James believes his problems stem from a difficult childhood and he now hopes his children can now be proud of their dad for turning his life around.

He said: “At the time I used to think I was a good dad because I was always there but now in hindsight I’ve realised I was always drunk.

“They’re so proud they’ve got a real dad now.”

More than 15,000 children in Greater Manchester live with alcohol dependent adults while 22,000 hospital admissions are directly caused by drinking.

Despite his near death experience in 2014, James – who would regularly drink 10 beers in a morning – said he still found it difficult to quit drinking.

He said: “My brain was still telling me I was alright and I could just have one drink.

“In my head I wanted to drink despite what I had gone through.

“I have been in tears wanting to give up. Stopping drinking is like losing a member of your family, it was harder than losing my dad.”

He attended sessions at the Orchard, a recovery centre in Salford for drink and drugs.

James credits the education and new skills he has learnt during his recovery for his new lease of life.

He said: “I didn’t have any hobbies when I was drinking because that was my only hobby.

“Now thanks to the NHS I have started trying things like pottery for the first time and it has helped take my mind off everything because I was doing something I had never done before.”

James spoke alongside Mayor Andy Burnham at the launch of The Big Alcohol Conversation in November, a partnership which hopes to tackle the harms caused by alcohol.

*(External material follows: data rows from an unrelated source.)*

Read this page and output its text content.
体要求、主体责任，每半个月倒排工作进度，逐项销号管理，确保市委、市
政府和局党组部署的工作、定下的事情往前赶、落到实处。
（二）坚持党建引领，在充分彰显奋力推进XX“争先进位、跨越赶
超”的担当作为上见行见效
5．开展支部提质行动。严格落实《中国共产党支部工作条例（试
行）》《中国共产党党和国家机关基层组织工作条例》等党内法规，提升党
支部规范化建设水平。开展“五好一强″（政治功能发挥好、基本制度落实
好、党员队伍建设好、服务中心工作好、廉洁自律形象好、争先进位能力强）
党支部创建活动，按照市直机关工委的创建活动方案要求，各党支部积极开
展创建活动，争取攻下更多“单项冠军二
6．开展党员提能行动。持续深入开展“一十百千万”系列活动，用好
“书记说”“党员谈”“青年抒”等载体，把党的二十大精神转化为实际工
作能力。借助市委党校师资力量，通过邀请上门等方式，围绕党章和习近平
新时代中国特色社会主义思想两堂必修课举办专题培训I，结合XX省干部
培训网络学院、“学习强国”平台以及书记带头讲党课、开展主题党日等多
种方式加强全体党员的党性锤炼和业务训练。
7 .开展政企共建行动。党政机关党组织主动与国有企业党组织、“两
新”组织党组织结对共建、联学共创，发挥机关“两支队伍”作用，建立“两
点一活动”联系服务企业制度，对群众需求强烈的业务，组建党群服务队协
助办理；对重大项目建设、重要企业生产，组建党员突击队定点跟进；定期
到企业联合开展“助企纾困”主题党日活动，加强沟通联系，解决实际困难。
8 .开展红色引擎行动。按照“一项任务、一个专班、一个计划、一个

Mr Burnham said: “Greater Manchester is an amazing place to live and to visit, with a vibrant nightlife and a strong sense of togetherness.

“No one is saying that people shouldn’t enjoy themselves with a drink, but it’s also true that alcohol abuse is causing more harm to people and communities than is often recognised.”

The UK’s chief medical officers recommend drinking less than 14 units per week, equivalent to six pints of beer or seven glasses of wine, and regularly exceeding these limits can increase the risks of heart and liver disease, cancer, brain damage and dementia.

The Mayor and his night-time economy advisor Sacha Lord, the co-founder of Parklife and Warehouse Project, have announced funding for 150 extra Drinkaware staff members to help people who appear vulnerable on nights out as a result of alcohol.